Many assume that the entirety of Metro Manila is the same. But living in the part of the region that isn't either an urban metropolis or a poverty documentary hotspot, the sorts of places you get in a lifestyle magazine are a ways (and means) from me. Funny then that I start like this when I'm just going to do a quick update on a dental visit.
Manila is a city that's grown on itself as time passes, and it shows with its old buildings still standing aloft the new ones being made next to them. Residents live amongst pieces of history as they carve their own in this place that has been messy even before Legazpi staked his claim.

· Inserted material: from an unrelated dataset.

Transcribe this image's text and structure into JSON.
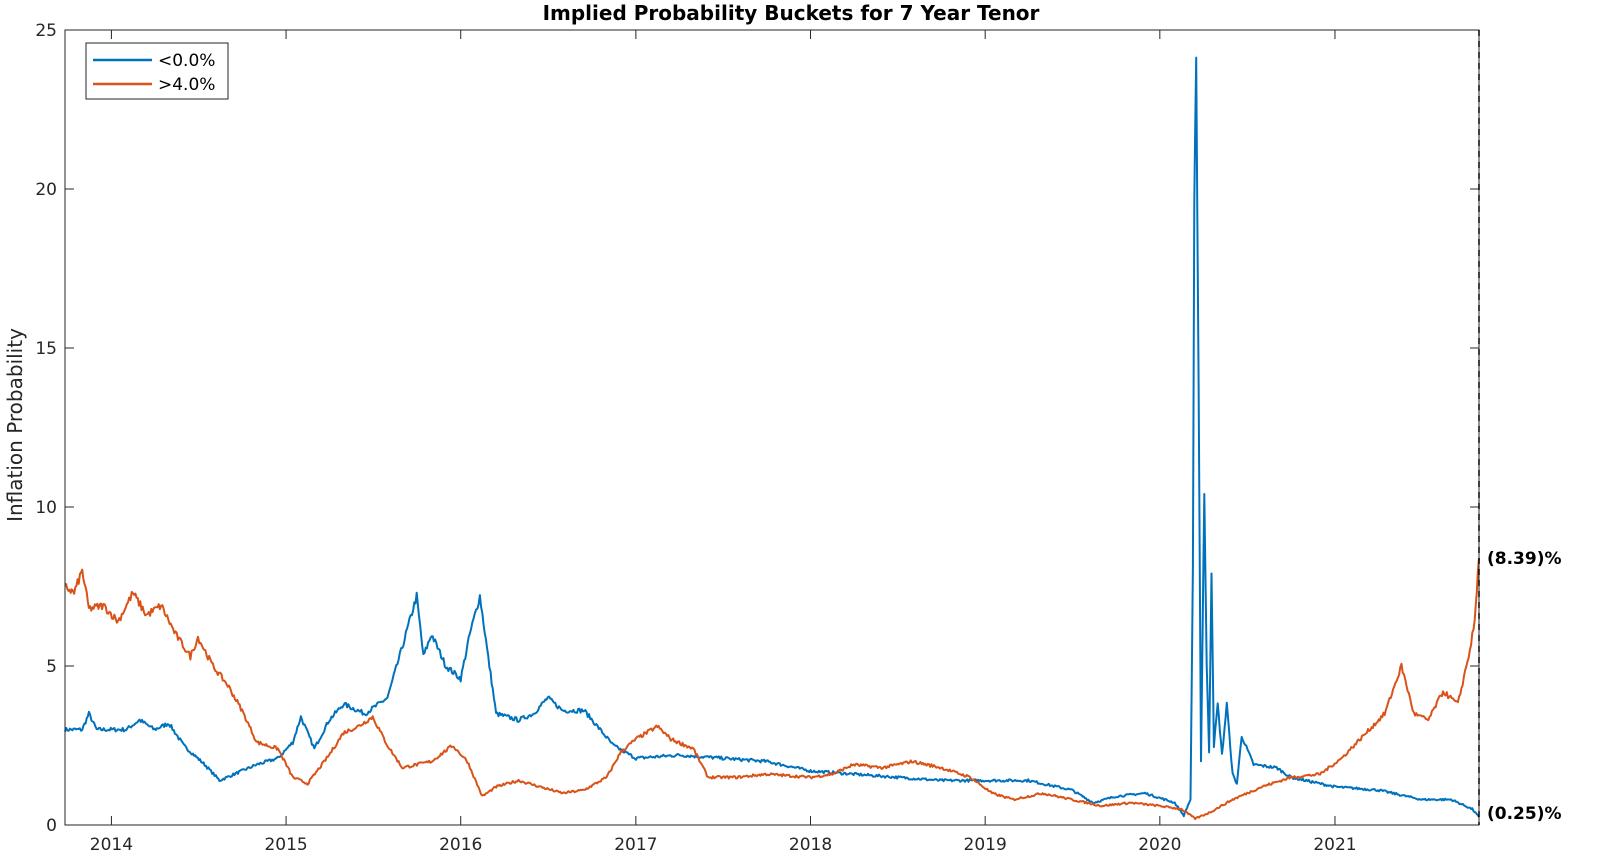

Last January 20, my family paid a visit to a dentist who's more or less family (they're second cousins). The car trip involves a transition from the loud and modern bustle of Quezon City to the aged streets of Manila, stuck in time yet it moves along.
We arrived at the office over at Lacson Avenue, which is just a walk from my university. The place itself looks like a living room that someone rearranged into a dental clinic. The front lobby is about 2 feet by 5 feet large with a TV next to a fridge. Separated by glass is the clinic proper, inside is a desk and two chairs, one awfully close to the door. There is air conditioning but it's hard to notice. I had some time to kill before my turn so I did a bit of a stroll to the old road where I'd get a bit to eat in my college days, Dapitan Street. Some of the old buildings still stand, but there were new faces made and old faces being torn down, the area around the university still prone to change as ever.
I had no time to enter the university proper but the differences in the street I regularly walked for years from a decade ago and now are noticeable.
As for my teeth, I had a cleaning and a rather deep filling, there will be a return visit, maybe I'll actually jot down something for another piece; our attempt at trying out a famous eatery ended on a closed shop.